There are clear benefits of this work for young people, adults and communities. Evaluation and research show this: young people in youth civic engagement are likely to be doing non-violent, legal civic work; they contribute to their communities by educating others on important issues, engaging in systemic change efforts, and working to support local public efforts; they develop, often, in-depth and nuanced understandings of the community, citizenship and democracy. Who benefits from these? As seen by adults: young people! A silly, obvious answer, no? But the true answer is more complex: The community too benefits.
What do young people see as benefit, and to whom? Youth civic engagement carried out by civic youth workers has three benefits, from young people’s perspective. First, it supports them in “getting something they care about done.” This is often more that task completion. Getting something done also means they learn how to get something done, around here, now and then later, again. Whether they are working in their community, school, or in an after school program, they learn how to navigate these institutions and contacts (e.g. they learn who and by when in order to bring about a particular change). To young people the benefit is enhanced understanding of where they are and how they can be effective in achieving their goals.
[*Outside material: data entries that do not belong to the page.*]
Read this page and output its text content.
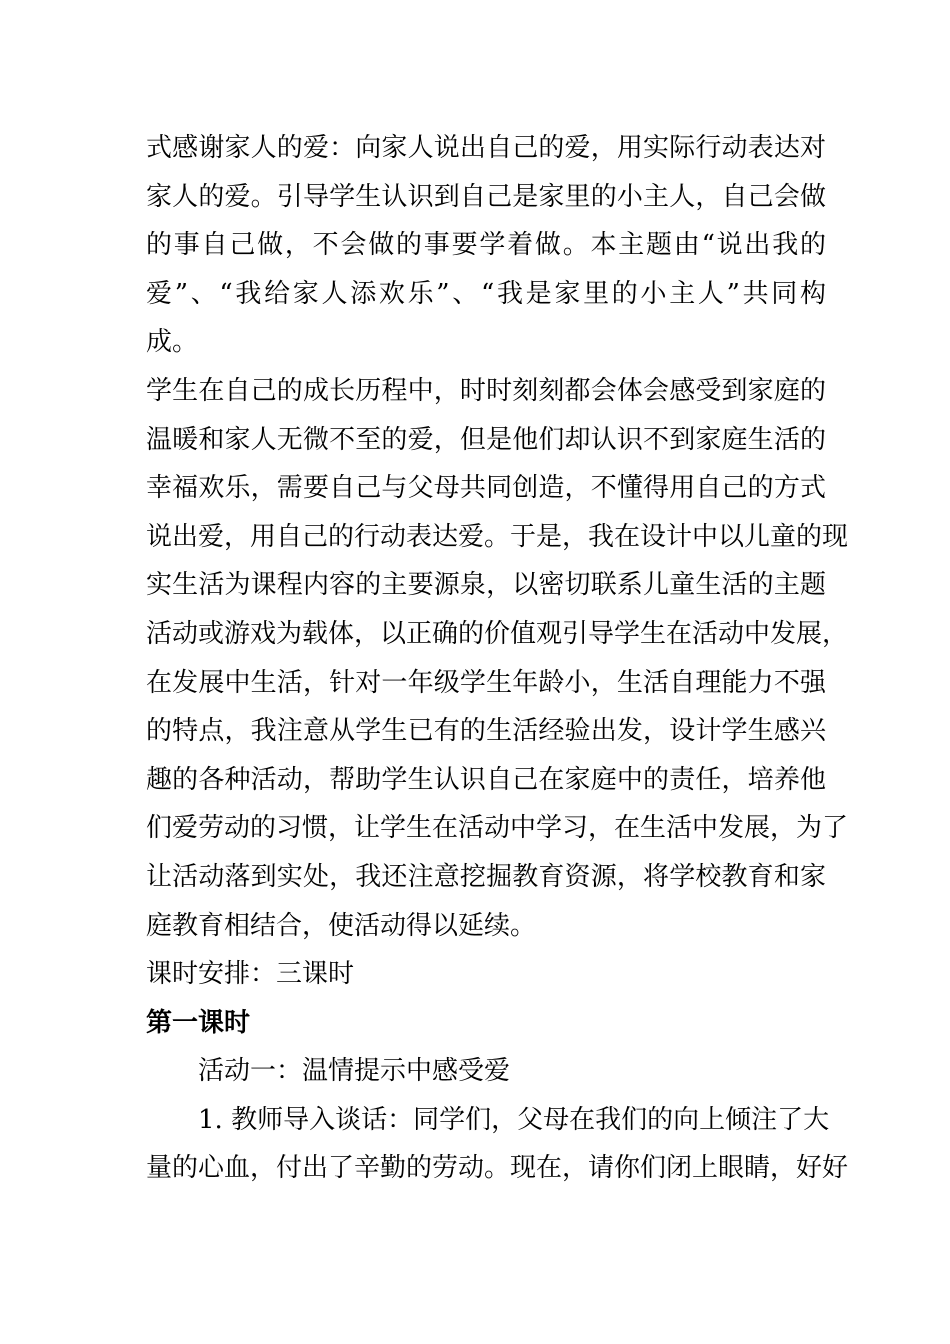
式感谢家人的爱：向家人说出自己的爱，用实际行动表达对
家人的爱。引导学生认识到自己是家里的小主人，自己会做
的事自己做，不会做的事要学着做。本主题由“说出我的
爱”、“我给家人添欢乐”、“我是家里的小主人”共同构
成。
学生在自己的成长历程中，时时刻刻都会体会感受到家庭的
温暖和家人无微不至的爱，但是他们却认识不到家庭生活的
幸福欢乐，需要自己与父母共同创造，不懂得用自己的方式
说出爱，用自己的行动表达爱。于是，我在设计中以儿童的现
实生活为课程内容的主要源泉，以密切联系儿童生活的主题
活动或游戏为载体，以正确的价值观引导学生在活动中发展，
在发展中生活，针对一年级学生年龄小，生活自理能力不强
的特点，我注意从学生已有的生活经验出发，设计学生感兴
趣的各种活动，帮助学生认识自己在家庭中的责任，培养他
们爱劳动的习惯，让学生在活动中学习，在生活中发展，为了
让活动落到实处，我还注意挖掘教育资源，将学校教育和家
庭教育相结合，使活动得以延续。
课时安排：三课时
第一课时
活动一：温情提示中感受爱
1. 教师导入谈话：同学们，父母在我们的向上倾注了大
量的心血，付出了辛勤的劳动。现在，请你们闭上眼睛，好好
Thus, this is about their civic project, and also about their lives at school, home, and at work.
Second civic youth work provides rehearsal time and open space where they work at developing their political and civic voices. In these spaces, they are supported while they investigate and discuss civic and political issues. This is a space where mistakes can be made and intuition and ideas said and responded to: They are invited into dialogue (Burbules, 1993) or civic discourse (Arnett & Arneson, 1999). By having enough group rehearsal time, they are able to speak on political and civic issues, to use their voice. The group provides a safe space to give and receive critique on their ideas and how to express these. When they have to speak publicly, they are ready to.
This is a benefit to young people because they have the time to improve their argument and delivery. This prevents their appearing immature in public. They become skillful in presenting the issue they care about and what they have or intend to do about this issue; they can speak intelligently and logically about their issue. They don’t just have opinion; they speak from evidence, too.
Finally, civic you work benefits young people by providing an avenue to develop and improve interpersonal skills. They learn how to work well with others-even those who are not friends. They are not always asked and supported in working with people different from them, both within their age group and especially those that are younger or older, with different interests, talents and capacities.
Civic youth work has benefits to young people and others. It raises awareness about the value and contribution of young people to their communities, now.
All reasonable youth programs and initiatives have intended outcomes, goals, results that they work towards. These too must use the larger social ecology of civic youth work. Outcomes must be at three levels: institutional/community, group and individual.
At the individual level, civic youth work creates the space where young people can experience citizenship. Here the focus is not on a particular set of skills or knowledge, but rather is on young people experiencing themselves as citizens: They begin to live citizenship, not merely to learn about it (Velure Roholt, Hildreth, Baizerman, 2008). The completion of a high quality group project is another intended outcome of civic youth work. This work, in an evaluation logic model joins output to outcome: The goal is for groups of young people to design, create, develop and complete a civic action project. Outcomes here on the group level is the work completed.
Finally, on the institutional/community level, civic youth work is assessed by how well young people take on and live as citizens in their everyday lives in their communities—i.e., how communities invite and incorporate youth, how, in turn, communities become more active and democratic and also over time, how there is an increase in the democratic practice of that communities institutions.